Sure, there is always the possibility that there's more going on with matter and energy than we currently know about. In fact, that's the goal of science -- to understand more about nature, and to find another kind of force would really be a big step in our knowledge.
There are limits to what form such a new kind of force could take, given the large amount of experimental evidence currently available on the forces we know about. We have explored very carefully the reactions of matter and energy on "people-sized" scales of energy and distance. The usual forces of gravity and electricity and magnetism are very apparent on these scales. When we explored what goes on inside atomic nuclei, and how individual particles interact at high energies, the weak and strong nuclear forces were discovered and investigated. We now know that the weak nuclear force and electricity and magnetism are all manifestations of the same interaction. We're still working on how gravity and the strong force fit into the picture.
It could be that at shorter distance scales and at higher energies, there is another kind of force holding stuff together. If the particles we know and love really are made up of smaller pieces that are held together really really tight (so tightly that we would not be able to see the little pieces, only the combinations of them), then an undiscovered kind of force may be at work. There are limits on the size of things like electrons and quarks, and indeed they are quite small. Such a new force would have a very short range, to hold the pieces of particles together but not be noticeable on larger distance scales we can probe.
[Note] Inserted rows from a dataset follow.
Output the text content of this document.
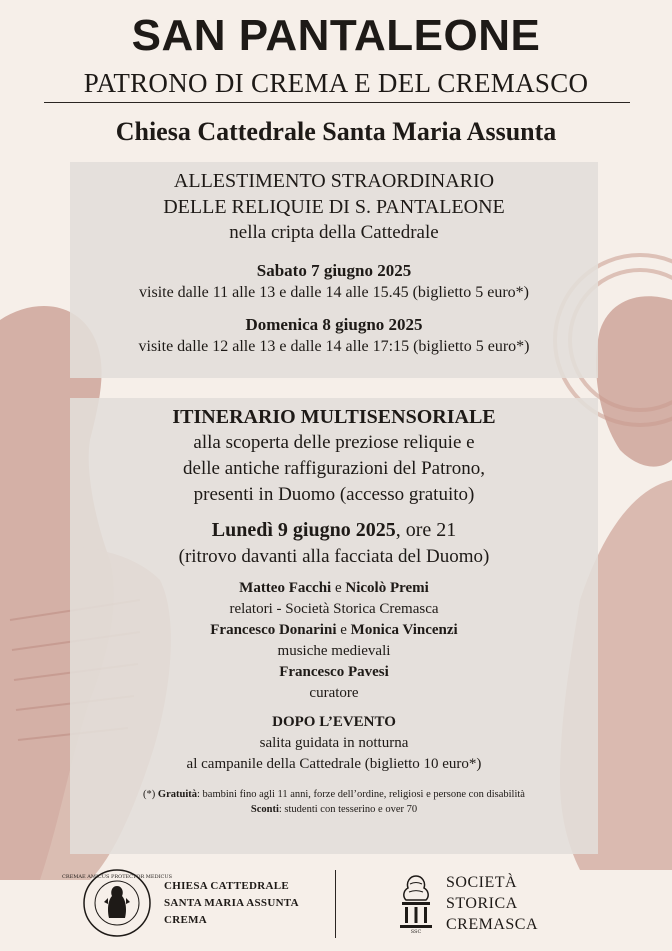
SAN PANTALEONE
PATRONO DI CREMA E DEL CREMASCO
Chiesa Cattedrale Santa Maria Assunta
ALLESTIMENTO STRAORDINARIO
DELLE RELIQUIE DI S. PANTALEONE
nella cripta della Cattedrale
Sabato 7 giugno 2025
visite dalle 11 alle 13 e dalle 14 alle 15.45 (biglietto 5 euro*)
Domenica 8 giugno 2025
visite dalle 12 alle 13 e dalle 14 alle 17:15 (biglietto 5 euro*)
ITINERARIO MULTISENSORIALE
alla scoperta delle preziose reliquie e
delle antiche raffigurazioni del Patrono,
presenti in Duomo (accesso gratuito)
Lunedì 9 giugno 2025, ore 21
(ritrovo davanti alla facciata del Duomo)
Matteo Facchi e Nicolò Premi
relatori - Società Storica Cremasca
Francesco Donarini e Monica Vincenzi
musiche medievali
Francesco Pavesi
curatore
DOPO L’EVENTO
salita guidata in notturna
al campanile della Cattedrale (biglietto 10 euro*)
(*) Gratuità: bambini fino agli 11 anni, forze dell’ordine, religiosi e persone con disabilità
Sconti: studenti con tesserino e over 70
CREMAE AMICUS PROTECTOR MEDICUS
CHIESA CATTEDRALE
SANTA MARIA ASSUNTA
CREMA
SSC
SOCIETÀ
STORICA
CREMASCA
Alternatively, an undiscovered force could have a very long range but be very weak. Gravity is the weakest force we know of, but if there's something much weaker than gravity it might have escaped our attention. Current cosmological evidence suggests that there is a large amount of "dark energy" in the universe which is speeding up the expansion, but as far as I can tell, it can be included in Einstein's gravitational model and so doesn't need new forces to describe its behavior. But that doesn't mean there aren't any new forces out there, waiting to be discovered.